Simplifing the Scrum prioritization process, part deux

It never ceases to amaze me that as freakingly smart I think I am, how stupid I appear when someone like Ron Jeffries steps into the conversation. He suggested an easier approach to prioritization that Kent Beck and Ward Cunningham taught him:

  1. Write the ten items, one per card, on ten cards.
  2. Pick a card and put it on the table.
  3. Pick another card, and put it to the left of the first card, if it's higher priority, to the right if less.
  4. Pick another card. Position it to the right or left, or in between the preceding two.
  5. Repeat until all cards are down.
  6. Look at the cards pairwise, switching their positions until you're happy.

No muss, no fuss, no wear and tear on your calculator. Works in a group, too.

Brilliant.

Just to note that the matrix approach I posted about doesn’t really scale very well.
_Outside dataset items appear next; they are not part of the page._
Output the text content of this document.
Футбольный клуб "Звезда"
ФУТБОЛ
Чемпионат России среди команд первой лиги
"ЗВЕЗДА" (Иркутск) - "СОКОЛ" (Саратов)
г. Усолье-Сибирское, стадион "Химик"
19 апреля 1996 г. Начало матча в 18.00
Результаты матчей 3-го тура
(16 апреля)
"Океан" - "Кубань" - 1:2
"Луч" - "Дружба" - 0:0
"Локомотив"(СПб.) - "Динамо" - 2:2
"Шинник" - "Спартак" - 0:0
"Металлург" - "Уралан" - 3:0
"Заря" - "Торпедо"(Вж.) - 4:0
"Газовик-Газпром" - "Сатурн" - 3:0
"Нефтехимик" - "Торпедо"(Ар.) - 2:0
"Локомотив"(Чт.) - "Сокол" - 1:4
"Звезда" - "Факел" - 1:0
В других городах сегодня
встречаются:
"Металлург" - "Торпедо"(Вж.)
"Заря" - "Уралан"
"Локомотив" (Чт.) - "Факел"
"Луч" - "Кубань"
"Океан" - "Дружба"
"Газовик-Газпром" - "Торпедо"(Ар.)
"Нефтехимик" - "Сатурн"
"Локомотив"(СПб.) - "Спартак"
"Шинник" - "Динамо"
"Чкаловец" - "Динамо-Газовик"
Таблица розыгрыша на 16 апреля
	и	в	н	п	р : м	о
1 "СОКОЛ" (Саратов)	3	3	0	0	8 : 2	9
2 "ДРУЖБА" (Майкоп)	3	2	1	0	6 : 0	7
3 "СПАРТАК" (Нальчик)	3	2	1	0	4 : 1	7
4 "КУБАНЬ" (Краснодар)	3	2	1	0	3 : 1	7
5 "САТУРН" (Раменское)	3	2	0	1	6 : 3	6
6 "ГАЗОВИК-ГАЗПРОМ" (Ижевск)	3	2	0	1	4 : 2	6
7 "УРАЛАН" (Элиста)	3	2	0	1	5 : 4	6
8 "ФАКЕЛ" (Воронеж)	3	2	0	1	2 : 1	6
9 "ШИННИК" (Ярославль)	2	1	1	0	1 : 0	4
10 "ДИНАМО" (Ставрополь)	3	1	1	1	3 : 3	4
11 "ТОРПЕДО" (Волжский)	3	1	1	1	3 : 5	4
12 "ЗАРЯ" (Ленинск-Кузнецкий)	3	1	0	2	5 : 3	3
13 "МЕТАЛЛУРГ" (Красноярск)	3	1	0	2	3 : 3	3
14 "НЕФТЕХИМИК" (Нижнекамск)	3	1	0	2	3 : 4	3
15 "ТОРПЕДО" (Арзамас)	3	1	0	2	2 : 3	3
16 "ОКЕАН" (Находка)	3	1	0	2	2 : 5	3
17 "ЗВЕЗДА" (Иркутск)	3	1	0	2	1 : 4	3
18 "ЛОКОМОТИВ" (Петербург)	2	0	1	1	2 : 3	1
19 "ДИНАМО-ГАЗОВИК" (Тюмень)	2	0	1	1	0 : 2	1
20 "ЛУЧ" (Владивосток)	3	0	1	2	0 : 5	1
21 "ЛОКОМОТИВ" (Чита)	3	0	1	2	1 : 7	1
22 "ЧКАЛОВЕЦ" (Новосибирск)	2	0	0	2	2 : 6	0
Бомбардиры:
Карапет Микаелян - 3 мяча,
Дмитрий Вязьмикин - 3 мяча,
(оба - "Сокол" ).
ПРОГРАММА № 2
As you get 50 backlog items you’re now comparing over 2000 individual items so maybe just looking at each item and doing something like the excercise above works better in this case.

1 Comment

  • Is this post some sort of postmodern joke? Ron Jeffries' "easier" approach to prioritization is just a sorting algorithm like they teach you in CompSci 101.

    The easy way to prioritize is to... prioritize!

    Is that all it takes to seem super intelligent these days? Obfuscating tautologies and truisms?